There have been variations on the garnish with this drink over the years. Most use the lime wedge, but a few call for lemon, and one bar in the 1950s even used cucumber. The cucumber may have been borrowed from the Pimm's Cup, which is also sometimes served in a metal mug. There are also disagreements over the proportions of ingredients but the spirit is always vodka, with lime and ginger beer.

This leaves me wondering where the couple on the TV show got the idea of calling a vodka-grapefruit-ginger shot a Moscow Mule. I suspect someone tried to make them a ginger-flavored shot somewhere and told them it was like a Moscow Mule. Of course, when you are doing a bunch of shots, who cares? Right? Then, I figure, they just started calling them Moscow Mule shots. What I do know for sure is that they have the wrong name, and I feel a little sad for the misinformation that was spread amongst the attendees and, of course, all of the fans of Top Chef.

Still, I doubt the grapefruit version is without merit. It's certainly not going to have the same sweet and sour combination that you get from the ginger beer and lime, but it will still have the kick from the ginger. In fact, the grapefruit might be a little smoother and turn more of your attention toward the ginger. I guess it's time to go pickup some grapefruit!

2 comments to A Moscow Mule with Grapefruit?

  • Casey

    I found your post while trying to find the recipe for a "ruby red mule" that I had in a restaurant. I eventually found their recipe and all it has in it is ruby red grapefruit vodka and ginger beer, garnished with a large slice of grapefruit. I would have guessed there were more ingredients - it tasted more complex than that. Does that still count as a mule?

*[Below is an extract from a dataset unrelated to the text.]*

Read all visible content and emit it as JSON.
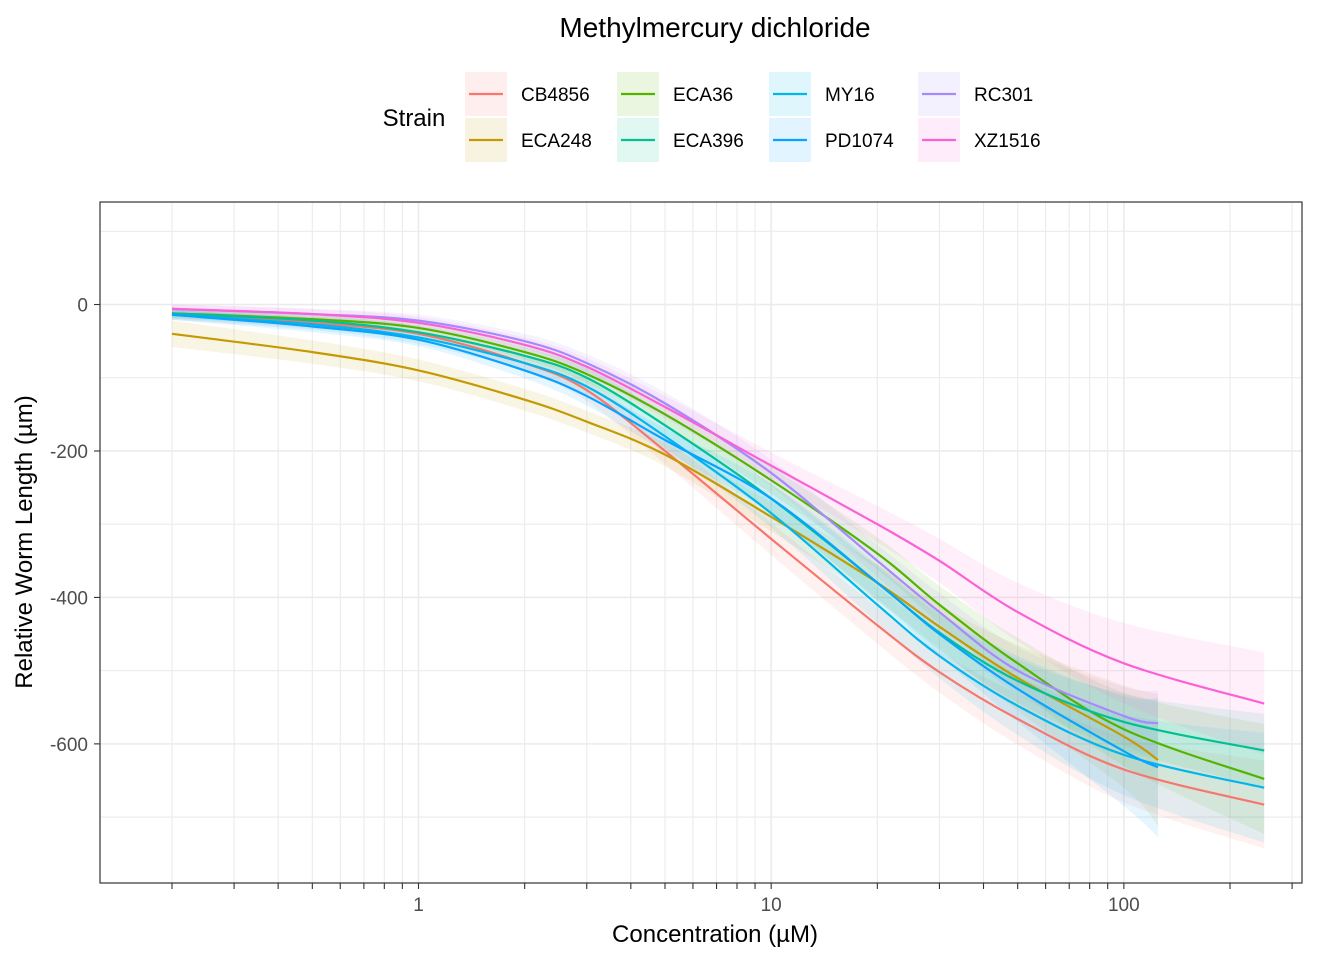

    Mule or not, it was tasty. Thank you for the information about ginger beers - I'll be sure to look for a decent one when I'm trying to recreate it.

    • Casey,

      As far as the name is concerned, the mule cocktails are usually lime juice, a base spirit and ginger beer. I always make my own ginger beer using homemade fresh ginger syrup (search for ginger on this site). If it has those elements, the addition of grapefruit probably still could rightly be called a mule. Most of the time though, mules vary on the base spirit alone and maybe the garnish. Vodka is the Moscow Mule, gin is a Gin Gin Mule, and there's the Kentucky Mule with bourbon.

      Interestingly, the Mule formula is borrowed from an earlier drink. It started with a Scotch in the Mamie Taylor (you can search for that too). You can use dark rum for the Dark and Stormy, tequila for the Diablo (float some cassis) and the Horse's Neck uses Brandy.

      Probably best general name to use for these highball drinks is the "Buck" cocktails. A Brandy Buck for instance is Brandy, citrus, and ginger beer. Certainly, you are probably drinking some kind of Buck, but you can call it a mule or whatever you want to call it. If you like it, the name is not very important!